Award winning poet Martin Figura follows his previous auto-biographical, Ted Hughes Award nominated show Whistle with a look at love and life through a mathematical lens. Whilst Whistle explored his childhood and his mother's murder at the hands of his father, Doctor Zeeman's Catastrophe Machine looks at the life he made after. In this new standalone show, Martin tells the story of his adulthood, using sound, images, poetry and a mathematical machine to journey through marriage guidance, a father/son road trip and his Down's Syndrome daughter's leaving home for college. Poetic storytelling with searing honesty, wit and fun.

Is there a mathematical equation for love and the behaviour of a beating heart? What can be retrieved from life's catastrophes and wounds? When our windshield is blurred with rain and we're wearing our reading glasses, can we learn to look in the rear-view mirror and smile?

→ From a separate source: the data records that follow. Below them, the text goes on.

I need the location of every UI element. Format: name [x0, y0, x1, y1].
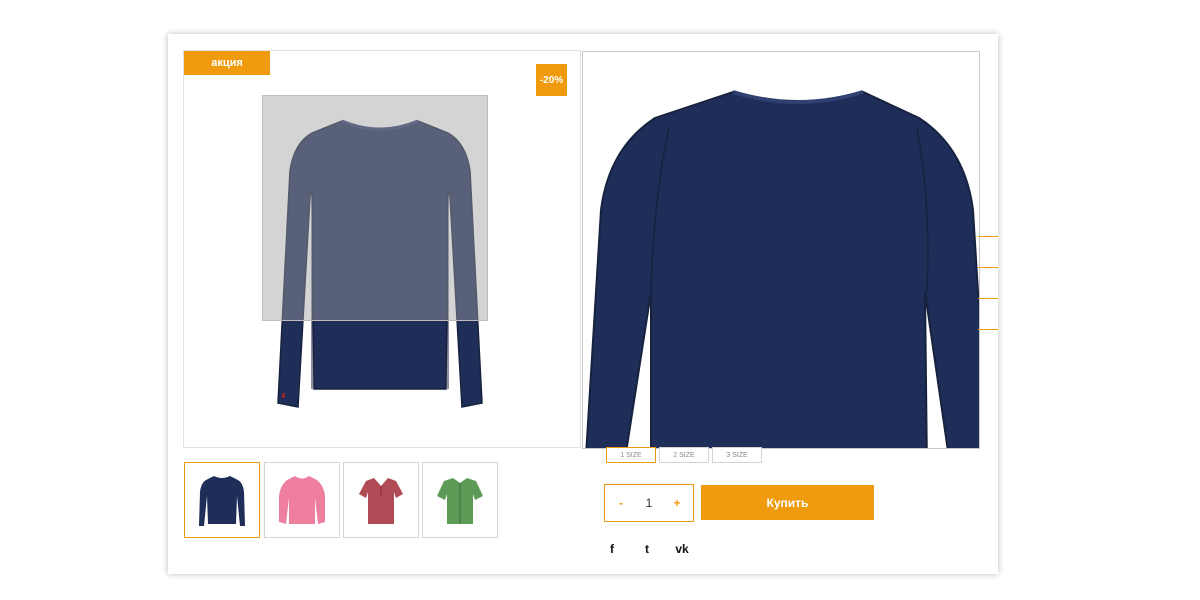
- size-option-1[interactable]: 1 SIZE: [606, 447, 656, 463]
- navy-shirt-icon: [199, 476, 245, 526]
- sale-badge: акция: [184, 51, 270, 75]
- size-option-2[interactable]: 2 SIZE: [659, 447, 709, 463]
- green-shirt-icon: [437, 478, 483, 524]
- zoomed-shirt-image: [585, 90, 979, 448]
- size-option-3[interactable]: 3 SIZE: [712, 447, 762, 463]
- discount-badge: -20%: [536, 64, 567, 96]
- zoom-preview: [582, 51, 980, 449]
- quantity-value[interactable]: 1: [633, 485, 665, 521]
- twitter-icon[interactable]: t: [638, 540, 656, 558]
- thumbnail-green-shirt[interactable]: [422, 462, 498, 538]
- zoom-lens[interactable]: [262, 95, 488, 321]
- main-product-image[interactable]: акция -20%: [183, 50, 581, 448]
- red-polo-icon: [359, 478, 403, 524]
- thumbnail-red-polo[interactable]: [343, 462, 419, 538]
- thumbnail-navy-shirt[interactable]: [184, 462, 260, 538]
- zoom-side-markers: [978, 236, 998, 332]
- pink-blouse-icon: [279, 476, 325, 524]
- thumbnail-pink-blouse[interactable]: [264, 462, 340, 538]
- vk-icon[interactable]: vk: [673, 540, 691, 558]
- buy-button[interactable]: Купить: [701, 485, 874, 520]
- quantity-increase-button[interactable]: +: [666, 485, 688, 521]
- quantity-decrease-button[interactable]: -: [610, 485, 632, 521]
- quantity-stepper: - 1 +: [604, 484, 694, 522]
- facebook-icon[interactable]: f: [603, 540, 621, 558]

Martin Figura is a poet, a portrait and social documentary photographer, a qualified accountant and retired army major. Whistle (2010) examined Figura's unusual childhood and won the Sabotage Best Spoken Word Show and was nominated for the Ted Hughes Award. Other collected works include The Little Book of Harm, Ahem and Boring the Arse Off Young People. He has been a member of the poetry ensemble The Joy of Six since 2000, and has performed extensively with them in the UK and at various venues in New York, as well as producing booklets and a CD. He is chair and compere of Café Writers; a Norwich-based live literature organisation. His photography has been widely published and exhibited, including at the National Portrait Gallery. He is married to fellow poet, Helen Ivory.

Catastrophe Theory was discovered by René Thom in the 1960's and became very popular due to the innovations of Christopher Zeeman in the 1970s. A mathematical catastrophe being a point in a model of an input-output system, where a vanishingly small change in the input can produce a large change in the output. The catastrophe machine is a device invented by the mathematician Christopher Zeeman, consisting of a wheel which is tethered by an elastic to a fixed point in its plane. The control input to the system is another elastic attached to the same point as the first and roughly of the same length. The other end of the elastic can be moved about an area diametrically opposite to the fixed point. A video of a catastrophe machine at work is visible here: https://www.youtube.com/watch?v=yx0Y4hkiQZg

Tilt curates and produces spoken word events, tours and commissions with the aim to champion the spoken word artform in all its forms. They have built up a strong track record for creating convivial and mood-changing experiences for audiences who want to see high-quality events, mashups of music, performance and culture including Hull Liming as part of the BBC's Contains Strong Language Festival as part of Hull 2017, Jamdown Meets Liming at the V&A, and touring events to Bestival, Bluecoat and the V&A, and are currently touring with the award-winning journalist and Guardian Editor-at-Large, Gary Younge for his latest book, Another Day In The Death of America.